Not so much constraints per-se, but from a CAD drafting perspective I use Illustrator with Astute's SubScribe [1] plugin (used to be free) and Hot Door's CADTools [2] (one-time cost ~$300). The former is lightweight (e.g. tangency/perpendicular, orient tools) which is pretty nice (especially if you have extend path options from VectorScribe, a separate plugin of theirs). The latter is very robust and probably has some features most people wouldn't need, but lets you get pretty technical with designs.
There's a new UI tool called Dora [3] that has a simple yet novel constraint system that you might like. Tool is still early alpha but growing quickly.
That being said, Graphite's node-based system makes it a viable foundation to build this on! I've helped contribute to the project and Keavon (the creator) definitely has some thoughts on constraint nodes (e.g. for snapping, but also for restraint/relationships).
Yes, that is very much the plan! I'm glad you asked because it's good to know people are needing that functionality in the real world. It'll probably start out with simple constraints but ideally turn to the constraint stack system like that in Fusion 360 and other CAD software over time. (I need to actually learn Fusion 360 so I have firsthand experience with that, though, plus then I could finally stop just lazily using Blender for all my 3D printing models.)

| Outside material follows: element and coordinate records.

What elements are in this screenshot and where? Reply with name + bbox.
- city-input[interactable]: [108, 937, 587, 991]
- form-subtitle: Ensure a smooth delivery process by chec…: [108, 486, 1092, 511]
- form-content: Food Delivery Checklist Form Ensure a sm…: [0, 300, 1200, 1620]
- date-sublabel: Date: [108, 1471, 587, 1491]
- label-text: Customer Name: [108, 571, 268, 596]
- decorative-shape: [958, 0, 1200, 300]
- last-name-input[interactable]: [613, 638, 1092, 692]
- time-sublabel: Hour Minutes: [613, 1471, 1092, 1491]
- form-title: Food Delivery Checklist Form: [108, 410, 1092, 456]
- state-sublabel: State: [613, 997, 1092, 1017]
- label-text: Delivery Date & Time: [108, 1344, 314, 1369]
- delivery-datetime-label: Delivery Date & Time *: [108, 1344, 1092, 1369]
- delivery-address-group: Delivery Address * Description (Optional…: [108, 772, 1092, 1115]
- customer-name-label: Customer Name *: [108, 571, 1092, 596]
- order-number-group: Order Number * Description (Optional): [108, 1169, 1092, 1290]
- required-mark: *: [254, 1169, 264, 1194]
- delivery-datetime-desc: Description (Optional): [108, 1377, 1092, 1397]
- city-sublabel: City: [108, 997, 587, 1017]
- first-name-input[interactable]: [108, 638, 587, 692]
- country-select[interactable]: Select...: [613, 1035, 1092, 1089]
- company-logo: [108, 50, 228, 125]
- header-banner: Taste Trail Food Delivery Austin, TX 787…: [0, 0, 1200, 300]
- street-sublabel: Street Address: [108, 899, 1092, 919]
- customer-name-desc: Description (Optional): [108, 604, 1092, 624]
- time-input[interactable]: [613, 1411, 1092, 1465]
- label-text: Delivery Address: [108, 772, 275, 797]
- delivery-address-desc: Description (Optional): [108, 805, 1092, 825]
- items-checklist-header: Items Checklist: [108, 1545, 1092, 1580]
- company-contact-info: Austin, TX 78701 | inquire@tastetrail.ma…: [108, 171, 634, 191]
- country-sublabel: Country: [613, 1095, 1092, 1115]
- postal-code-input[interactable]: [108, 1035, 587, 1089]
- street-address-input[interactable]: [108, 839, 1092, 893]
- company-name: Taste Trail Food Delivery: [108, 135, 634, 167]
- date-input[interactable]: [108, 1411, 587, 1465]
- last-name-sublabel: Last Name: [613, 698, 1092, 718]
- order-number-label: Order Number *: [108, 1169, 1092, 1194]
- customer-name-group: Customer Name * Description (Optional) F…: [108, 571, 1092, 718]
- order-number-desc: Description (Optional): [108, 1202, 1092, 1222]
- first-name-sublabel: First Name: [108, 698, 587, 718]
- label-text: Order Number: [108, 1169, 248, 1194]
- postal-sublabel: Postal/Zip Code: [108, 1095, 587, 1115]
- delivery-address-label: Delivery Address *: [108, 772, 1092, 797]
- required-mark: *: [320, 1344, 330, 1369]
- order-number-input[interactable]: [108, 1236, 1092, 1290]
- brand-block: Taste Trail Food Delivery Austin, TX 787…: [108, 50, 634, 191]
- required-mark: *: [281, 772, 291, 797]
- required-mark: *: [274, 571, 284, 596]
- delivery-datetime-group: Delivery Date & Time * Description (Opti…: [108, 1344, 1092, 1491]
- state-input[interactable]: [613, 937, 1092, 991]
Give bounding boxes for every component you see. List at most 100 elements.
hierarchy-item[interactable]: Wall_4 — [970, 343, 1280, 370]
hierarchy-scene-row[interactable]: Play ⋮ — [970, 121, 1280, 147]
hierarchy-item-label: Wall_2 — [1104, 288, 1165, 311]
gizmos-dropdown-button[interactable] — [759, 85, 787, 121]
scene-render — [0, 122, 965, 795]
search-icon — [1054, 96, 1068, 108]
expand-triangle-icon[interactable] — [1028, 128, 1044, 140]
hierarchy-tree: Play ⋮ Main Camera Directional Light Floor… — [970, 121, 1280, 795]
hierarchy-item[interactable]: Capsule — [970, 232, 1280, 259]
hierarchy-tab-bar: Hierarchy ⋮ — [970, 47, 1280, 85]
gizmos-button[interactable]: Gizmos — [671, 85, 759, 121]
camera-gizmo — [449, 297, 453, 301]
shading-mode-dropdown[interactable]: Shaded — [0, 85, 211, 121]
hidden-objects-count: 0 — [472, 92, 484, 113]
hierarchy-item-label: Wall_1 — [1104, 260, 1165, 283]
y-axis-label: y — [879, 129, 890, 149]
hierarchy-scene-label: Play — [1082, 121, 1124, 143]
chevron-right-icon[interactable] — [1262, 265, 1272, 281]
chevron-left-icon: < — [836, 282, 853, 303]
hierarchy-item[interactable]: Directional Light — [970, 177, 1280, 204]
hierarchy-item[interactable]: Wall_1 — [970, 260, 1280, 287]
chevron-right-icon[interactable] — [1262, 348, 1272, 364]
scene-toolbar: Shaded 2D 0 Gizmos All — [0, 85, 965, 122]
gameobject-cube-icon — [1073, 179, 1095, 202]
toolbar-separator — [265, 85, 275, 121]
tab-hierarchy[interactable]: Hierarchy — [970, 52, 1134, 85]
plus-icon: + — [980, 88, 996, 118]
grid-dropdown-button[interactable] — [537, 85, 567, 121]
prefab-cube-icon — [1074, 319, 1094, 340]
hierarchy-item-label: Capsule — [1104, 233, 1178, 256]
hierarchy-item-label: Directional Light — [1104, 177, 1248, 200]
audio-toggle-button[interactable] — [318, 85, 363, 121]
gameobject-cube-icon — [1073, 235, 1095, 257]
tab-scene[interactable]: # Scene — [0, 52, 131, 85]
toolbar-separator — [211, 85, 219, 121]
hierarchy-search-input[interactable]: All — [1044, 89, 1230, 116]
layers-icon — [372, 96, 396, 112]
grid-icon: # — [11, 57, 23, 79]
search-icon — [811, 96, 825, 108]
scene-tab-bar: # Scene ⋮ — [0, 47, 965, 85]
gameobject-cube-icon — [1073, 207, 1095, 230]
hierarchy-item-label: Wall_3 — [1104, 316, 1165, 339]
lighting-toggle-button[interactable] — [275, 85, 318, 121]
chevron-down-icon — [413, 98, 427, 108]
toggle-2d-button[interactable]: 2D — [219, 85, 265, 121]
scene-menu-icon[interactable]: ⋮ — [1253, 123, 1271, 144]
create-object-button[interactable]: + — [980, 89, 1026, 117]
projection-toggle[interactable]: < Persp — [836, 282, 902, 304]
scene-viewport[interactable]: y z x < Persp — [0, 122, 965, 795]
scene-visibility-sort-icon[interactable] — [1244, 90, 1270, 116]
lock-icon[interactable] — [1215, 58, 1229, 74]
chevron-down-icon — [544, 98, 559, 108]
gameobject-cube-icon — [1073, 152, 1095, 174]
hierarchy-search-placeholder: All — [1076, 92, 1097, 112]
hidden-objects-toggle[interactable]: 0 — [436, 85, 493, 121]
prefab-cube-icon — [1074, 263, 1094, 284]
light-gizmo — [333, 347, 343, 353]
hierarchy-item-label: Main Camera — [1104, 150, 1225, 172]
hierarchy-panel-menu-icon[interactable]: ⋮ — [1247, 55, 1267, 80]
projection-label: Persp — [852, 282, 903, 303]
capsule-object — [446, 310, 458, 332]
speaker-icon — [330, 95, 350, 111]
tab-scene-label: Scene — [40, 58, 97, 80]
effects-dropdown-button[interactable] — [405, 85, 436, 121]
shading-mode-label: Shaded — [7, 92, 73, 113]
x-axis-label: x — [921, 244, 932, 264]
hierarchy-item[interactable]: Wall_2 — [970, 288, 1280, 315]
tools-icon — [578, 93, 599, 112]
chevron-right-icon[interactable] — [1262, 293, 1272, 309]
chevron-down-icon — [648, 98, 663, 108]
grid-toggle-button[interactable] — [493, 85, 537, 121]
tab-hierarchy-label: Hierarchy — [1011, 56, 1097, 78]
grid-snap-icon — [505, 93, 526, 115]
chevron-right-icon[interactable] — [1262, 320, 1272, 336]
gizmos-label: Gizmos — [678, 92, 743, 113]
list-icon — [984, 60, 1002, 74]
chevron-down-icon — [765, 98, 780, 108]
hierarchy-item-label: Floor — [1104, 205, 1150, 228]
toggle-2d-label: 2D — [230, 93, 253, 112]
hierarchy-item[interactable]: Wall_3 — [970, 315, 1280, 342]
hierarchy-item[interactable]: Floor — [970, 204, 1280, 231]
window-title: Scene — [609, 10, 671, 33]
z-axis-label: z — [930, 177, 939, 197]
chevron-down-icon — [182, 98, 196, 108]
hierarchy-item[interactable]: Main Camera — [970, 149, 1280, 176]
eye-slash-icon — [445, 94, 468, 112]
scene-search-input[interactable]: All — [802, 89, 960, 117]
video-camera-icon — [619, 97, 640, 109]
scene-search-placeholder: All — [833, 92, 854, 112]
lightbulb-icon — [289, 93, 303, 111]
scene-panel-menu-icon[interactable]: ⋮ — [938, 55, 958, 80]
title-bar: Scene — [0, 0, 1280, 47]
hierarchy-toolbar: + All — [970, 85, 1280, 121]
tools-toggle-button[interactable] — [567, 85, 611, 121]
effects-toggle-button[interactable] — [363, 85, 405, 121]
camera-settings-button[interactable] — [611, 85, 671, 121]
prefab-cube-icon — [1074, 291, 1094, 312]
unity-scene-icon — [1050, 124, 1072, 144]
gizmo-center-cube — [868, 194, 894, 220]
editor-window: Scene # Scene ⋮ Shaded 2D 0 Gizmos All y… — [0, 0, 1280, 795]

I'm working on a 2d vector editor that'll have that. It's basically a normal editor but where all properties can be expressions that refer to data or other objects. My first target use is for data visualization. What use cases are you interested in?
Cool! I’ve been using Inkscape for floor plans and landscaping lately. And before that designing a custom split keyboard body. And random things to cut out on my Cricut.
I don’t need a full CAD constraint solver. Just simple constraints would go a really long way (make X the same width as Y; make A spaced N units from B; etc.). Basically just a glorified spreadsheet where object properties can be accessed and read from cells and objects can have other properties assigned from the cells. Though it doesn’t have to be represented as an actual spreadsheet, of course.